05/01/2013

 

 

 

Plan panel virtually rejects special category status to Bihar, says it gets special package

 

 

Patna,(BiharTimes): The Planning Commission has virtually ruled out any special category status for Bihar on the plea that the state gets a special package of Rs 1,500 crore per year for five years, which has been there since the 10th Five-Year Plan.

The Planning Commission thinks Bihar’s interests could be served better if its current financial package for the state is allocated more funds, rather than the ‘special category’ status the state is demanding.

A senior Planning Commission official was quoted in a report from New Delhi published in Business Standard on Thursday as saying: “It is unlikely that Bihar would get more money by changing the criteria of special category states. It would get more money by simply expanding the ongoing package.”
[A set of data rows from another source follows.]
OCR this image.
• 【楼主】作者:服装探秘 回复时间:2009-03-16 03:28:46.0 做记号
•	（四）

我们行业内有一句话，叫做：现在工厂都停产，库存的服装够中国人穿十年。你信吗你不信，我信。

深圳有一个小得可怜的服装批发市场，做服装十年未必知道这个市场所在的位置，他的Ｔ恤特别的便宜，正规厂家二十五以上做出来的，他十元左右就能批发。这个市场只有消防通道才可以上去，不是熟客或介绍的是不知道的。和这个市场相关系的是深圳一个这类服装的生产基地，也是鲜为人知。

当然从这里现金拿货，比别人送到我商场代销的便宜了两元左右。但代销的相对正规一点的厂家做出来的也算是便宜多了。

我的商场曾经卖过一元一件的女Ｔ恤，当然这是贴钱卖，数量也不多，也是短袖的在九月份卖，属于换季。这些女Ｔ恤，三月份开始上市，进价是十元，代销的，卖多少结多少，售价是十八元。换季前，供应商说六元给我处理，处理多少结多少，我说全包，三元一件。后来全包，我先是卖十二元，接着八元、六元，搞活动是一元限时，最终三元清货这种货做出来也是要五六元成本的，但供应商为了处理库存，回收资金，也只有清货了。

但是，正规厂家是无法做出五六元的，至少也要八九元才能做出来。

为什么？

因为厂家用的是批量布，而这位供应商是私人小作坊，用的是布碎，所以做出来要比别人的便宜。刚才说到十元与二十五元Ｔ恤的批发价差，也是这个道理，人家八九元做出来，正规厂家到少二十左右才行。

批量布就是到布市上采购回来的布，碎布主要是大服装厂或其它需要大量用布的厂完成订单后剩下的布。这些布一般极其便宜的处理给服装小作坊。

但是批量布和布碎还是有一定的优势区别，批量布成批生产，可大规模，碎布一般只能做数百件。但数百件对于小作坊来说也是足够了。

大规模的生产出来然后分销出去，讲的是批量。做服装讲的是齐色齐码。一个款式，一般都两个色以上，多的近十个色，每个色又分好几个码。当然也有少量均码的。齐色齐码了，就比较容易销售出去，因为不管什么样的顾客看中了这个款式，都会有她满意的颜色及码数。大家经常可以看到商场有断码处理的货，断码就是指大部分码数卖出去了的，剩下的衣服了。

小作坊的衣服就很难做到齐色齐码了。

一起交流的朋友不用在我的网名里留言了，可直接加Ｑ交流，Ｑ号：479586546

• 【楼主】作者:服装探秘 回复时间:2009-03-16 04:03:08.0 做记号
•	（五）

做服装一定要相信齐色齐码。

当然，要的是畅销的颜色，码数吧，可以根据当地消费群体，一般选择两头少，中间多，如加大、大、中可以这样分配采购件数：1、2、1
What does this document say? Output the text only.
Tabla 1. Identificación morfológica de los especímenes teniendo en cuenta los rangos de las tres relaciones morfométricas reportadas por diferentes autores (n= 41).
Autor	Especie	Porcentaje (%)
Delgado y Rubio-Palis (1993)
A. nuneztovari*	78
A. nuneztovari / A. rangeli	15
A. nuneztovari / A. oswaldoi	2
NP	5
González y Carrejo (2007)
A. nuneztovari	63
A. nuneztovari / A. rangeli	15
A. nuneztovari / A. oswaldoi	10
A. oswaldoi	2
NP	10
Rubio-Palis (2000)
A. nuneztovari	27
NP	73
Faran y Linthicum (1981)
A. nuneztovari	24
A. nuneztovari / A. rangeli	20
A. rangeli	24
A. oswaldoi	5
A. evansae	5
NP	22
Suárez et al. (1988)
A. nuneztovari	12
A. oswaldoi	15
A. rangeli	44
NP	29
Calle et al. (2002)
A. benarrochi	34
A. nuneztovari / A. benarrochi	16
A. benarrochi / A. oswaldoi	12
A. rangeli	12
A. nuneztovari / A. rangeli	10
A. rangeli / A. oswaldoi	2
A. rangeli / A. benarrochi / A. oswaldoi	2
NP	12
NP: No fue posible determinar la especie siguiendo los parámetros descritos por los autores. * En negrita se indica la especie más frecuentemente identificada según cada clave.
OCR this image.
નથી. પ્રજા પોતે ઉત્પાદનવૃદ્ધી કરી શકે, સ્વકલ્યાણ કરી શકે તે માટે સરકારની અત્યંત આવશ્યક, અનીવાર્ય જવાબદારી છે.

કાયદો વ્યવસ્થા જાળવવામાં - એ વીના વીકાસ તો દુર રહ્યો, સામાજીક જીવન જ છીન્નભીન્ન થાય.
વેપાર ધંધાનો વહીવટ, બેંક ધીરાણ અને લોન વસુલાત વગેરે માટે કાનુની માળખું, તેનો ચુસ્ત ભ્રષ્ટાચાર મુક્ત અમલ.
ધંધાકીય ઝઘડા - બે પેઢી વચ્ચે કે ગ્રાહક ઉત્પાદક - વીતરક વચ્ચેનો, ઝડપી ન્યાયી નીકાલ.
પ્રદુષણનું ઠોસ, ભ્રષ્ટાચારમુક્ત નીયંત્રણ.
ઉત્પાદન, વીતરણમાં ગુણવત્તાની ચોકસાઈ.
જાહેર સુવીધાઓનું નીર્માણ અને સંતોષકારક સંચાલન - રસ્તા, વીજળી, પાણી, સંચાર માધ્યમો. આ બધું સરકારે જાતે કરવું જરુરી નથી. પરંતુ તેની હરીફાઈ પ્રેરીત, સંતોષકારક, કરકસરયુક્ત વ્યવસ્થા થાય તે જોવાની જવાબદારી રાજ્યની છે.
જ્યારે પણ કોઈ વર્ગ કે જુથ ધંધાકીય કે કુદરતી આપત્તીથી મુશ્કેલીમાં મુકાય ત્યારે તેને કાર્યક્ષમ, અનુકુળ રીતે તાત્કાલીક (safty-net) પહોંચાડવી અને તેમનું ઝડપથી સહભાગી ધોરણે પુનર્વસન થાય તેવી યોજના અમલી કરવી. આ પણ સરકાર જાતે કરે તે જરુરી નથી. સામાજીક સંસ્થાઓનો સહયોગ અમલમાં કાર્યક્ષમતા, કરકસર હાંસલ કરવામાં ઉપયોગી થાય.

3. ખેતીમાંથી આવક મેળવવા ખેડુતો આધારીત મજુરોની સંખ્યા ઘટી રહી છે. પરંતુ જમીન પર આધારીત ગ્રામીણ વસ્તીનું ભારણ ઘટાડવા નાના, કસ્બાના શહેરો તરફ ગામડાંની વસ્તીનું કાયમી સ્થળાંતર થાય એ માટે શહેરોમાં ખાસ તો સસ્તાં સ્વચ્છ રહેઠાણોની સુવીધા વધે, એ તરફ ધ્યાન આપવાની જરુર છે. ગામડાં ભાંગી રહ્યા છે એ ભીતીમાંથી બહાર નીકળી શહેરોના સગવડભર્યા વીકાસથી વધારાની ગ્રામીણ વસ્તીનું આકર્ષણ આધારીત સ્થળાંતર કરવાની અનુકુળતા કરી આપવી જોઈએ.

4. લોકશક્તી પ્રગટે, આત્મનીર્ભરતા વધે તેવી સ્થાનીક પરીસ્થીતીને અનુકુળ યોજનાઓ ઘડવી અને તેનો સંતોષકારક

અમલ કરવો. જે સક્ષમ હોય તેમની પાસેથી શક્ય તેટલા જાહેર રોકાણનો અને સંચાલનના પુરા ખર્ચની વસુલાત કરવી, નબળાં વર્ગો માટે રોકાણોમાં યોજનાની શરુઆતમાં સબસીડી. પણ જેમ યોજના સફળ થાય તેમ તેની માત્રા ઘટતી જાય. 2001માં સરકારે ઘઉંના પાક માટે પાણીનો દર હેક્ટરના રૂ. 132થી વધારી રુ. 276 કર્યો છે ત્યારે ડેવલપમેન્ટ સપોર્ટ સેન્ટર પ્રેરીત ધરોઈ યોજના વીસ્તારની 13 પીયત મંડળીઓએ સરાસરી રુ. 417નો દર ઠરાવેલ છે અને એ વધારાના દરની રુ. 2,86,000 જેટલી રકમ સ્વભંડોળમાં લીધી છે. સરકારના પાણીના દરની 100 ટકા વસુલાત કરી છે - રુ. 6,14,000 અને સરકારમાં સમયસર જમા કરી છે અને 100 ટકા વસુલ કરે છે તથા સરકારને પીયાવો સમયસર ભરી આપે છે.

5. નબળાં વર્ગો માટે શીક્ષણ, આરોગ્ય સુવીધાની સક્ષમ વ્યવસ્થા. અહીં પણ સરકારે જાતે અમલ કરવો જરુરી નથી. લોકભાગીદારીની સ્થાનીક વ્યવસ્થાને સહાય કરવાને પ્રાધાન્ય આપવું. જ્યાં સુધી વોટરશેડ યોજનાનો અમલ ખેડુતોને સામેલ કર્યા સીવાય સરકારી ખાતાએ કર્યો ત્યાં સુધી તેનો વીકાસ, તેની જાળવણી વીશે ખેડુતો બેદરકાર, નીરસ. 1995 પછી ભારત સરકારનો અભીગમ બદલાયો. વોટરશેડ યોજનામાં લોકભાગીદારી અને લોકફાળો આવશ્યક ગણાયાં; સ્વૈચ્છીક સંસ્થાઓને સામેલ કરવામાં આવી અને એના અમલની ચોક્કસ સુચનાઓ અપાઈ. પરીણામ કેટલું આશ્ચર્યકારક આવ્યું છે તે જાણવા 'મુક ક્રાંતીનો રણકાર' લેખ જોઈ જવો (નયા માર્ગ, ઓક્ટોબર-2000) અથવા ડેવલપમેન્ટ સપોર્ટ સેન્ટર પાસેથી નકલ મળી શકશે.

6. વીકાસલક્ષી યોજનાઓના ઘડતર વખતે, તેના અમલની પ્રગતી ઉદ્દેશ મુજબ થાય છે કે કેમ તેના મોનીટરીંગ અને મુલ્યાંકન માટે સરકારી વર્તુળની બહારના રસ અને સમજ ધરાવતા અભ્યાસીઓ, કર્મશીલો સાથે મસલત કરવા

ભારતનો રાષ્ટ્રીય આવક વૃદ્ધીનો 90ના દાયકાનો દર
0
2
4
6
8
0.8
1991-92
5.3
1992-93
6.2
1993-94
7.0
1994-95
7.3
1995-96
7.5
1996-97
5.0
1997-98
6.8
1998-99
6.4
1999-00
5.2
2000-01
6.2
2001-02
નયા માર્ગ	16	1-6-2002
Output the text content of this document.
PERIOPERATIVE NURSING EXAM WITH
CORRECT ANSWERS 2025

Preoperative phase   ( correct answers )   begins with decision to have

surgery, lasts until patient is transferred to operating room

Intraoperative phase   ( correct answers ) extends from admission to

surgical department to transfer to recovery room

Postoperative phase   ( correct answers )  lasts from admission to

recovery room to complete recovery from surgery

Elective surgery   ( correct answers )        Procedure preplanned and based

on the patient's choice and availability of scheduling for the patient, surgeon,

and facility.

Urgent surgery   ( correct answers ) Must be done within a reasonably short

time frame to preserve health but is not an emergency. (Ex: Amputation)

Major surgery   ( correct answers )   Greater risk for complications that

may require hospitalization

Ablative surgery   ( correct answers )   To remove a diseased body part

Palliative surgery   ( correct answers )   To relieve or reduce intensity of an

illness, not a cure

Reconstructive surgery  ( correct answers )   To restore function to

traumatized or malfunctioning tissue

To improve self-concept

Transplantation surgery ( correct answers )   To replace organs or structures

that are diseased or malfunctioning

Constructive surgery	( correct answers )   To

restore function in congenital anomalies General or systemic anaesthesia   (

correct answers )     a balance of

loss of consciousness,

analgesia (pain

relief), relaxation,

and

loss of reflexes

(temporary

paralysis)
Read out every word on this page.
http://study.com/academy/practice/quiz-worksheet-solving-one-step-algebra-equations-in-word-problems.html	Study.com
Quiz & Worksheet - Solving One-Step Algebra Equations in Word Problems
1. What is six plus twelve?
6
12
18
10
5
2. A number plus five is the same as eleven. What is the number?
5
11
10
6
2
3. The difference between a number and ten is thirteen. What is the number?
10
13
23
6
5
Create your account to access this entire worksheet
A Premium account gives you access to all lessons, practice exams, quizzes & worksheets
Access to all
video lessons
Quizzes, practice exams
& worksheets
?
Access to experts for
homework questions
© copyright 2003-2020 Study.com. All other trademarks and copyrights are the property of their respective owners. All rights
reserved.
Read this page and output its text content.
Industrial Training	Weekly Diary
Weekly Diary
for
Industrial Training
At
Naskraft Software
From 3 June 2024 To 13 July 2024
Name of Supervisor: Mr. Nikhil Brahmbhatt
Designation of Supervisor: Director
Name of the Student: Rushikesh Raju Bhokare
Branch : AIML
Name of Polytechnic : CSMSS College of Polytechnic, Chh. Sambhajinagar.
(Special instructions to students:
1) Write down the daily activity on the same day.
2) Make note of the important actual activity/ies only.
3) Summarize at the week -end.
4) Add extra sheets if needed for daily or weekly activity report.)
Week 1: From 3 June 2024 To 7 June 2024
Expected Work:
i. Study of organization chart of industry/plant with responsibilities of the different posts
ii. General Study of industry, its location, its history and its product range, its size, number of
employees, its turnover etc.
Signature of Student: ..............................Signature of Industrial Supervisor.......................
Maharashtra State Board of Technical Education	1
“The Commission is planning to renew the package for the 12th Five-Year Plan as well, but by how much will depend on available resources,” the official said.

He said though the state might not have a special category status, it was getting a significant amount of funds through special programmes.

“Usually, funds allocated through centrally sponsored schemes are five times the normal central assistance a state gets. In that sense, Bihar already gets a sizeable amount,” the official said.

Special category for Bihar would mean alteration of the current formula of 30 per cent loan and 70 per cent grant to 10 per cent loan and 90 per cent grant for centrally-sponsored schemes and external aid, besides tax breaks.

A special category status is accorded to a state on the basis of five conditions––hilly and difficult terrain, low population density and sizeable share of tribal population, strategic location along borders with neighbouring countries, economic and infrastructure backwardness and non-viable state finances.

On these grounds, an Inter-tMinisterial Group, set up after the intervention of Prime Minister Manmohan Singh, had rejected the Bihar government’s plea to grant it the status of a backward state.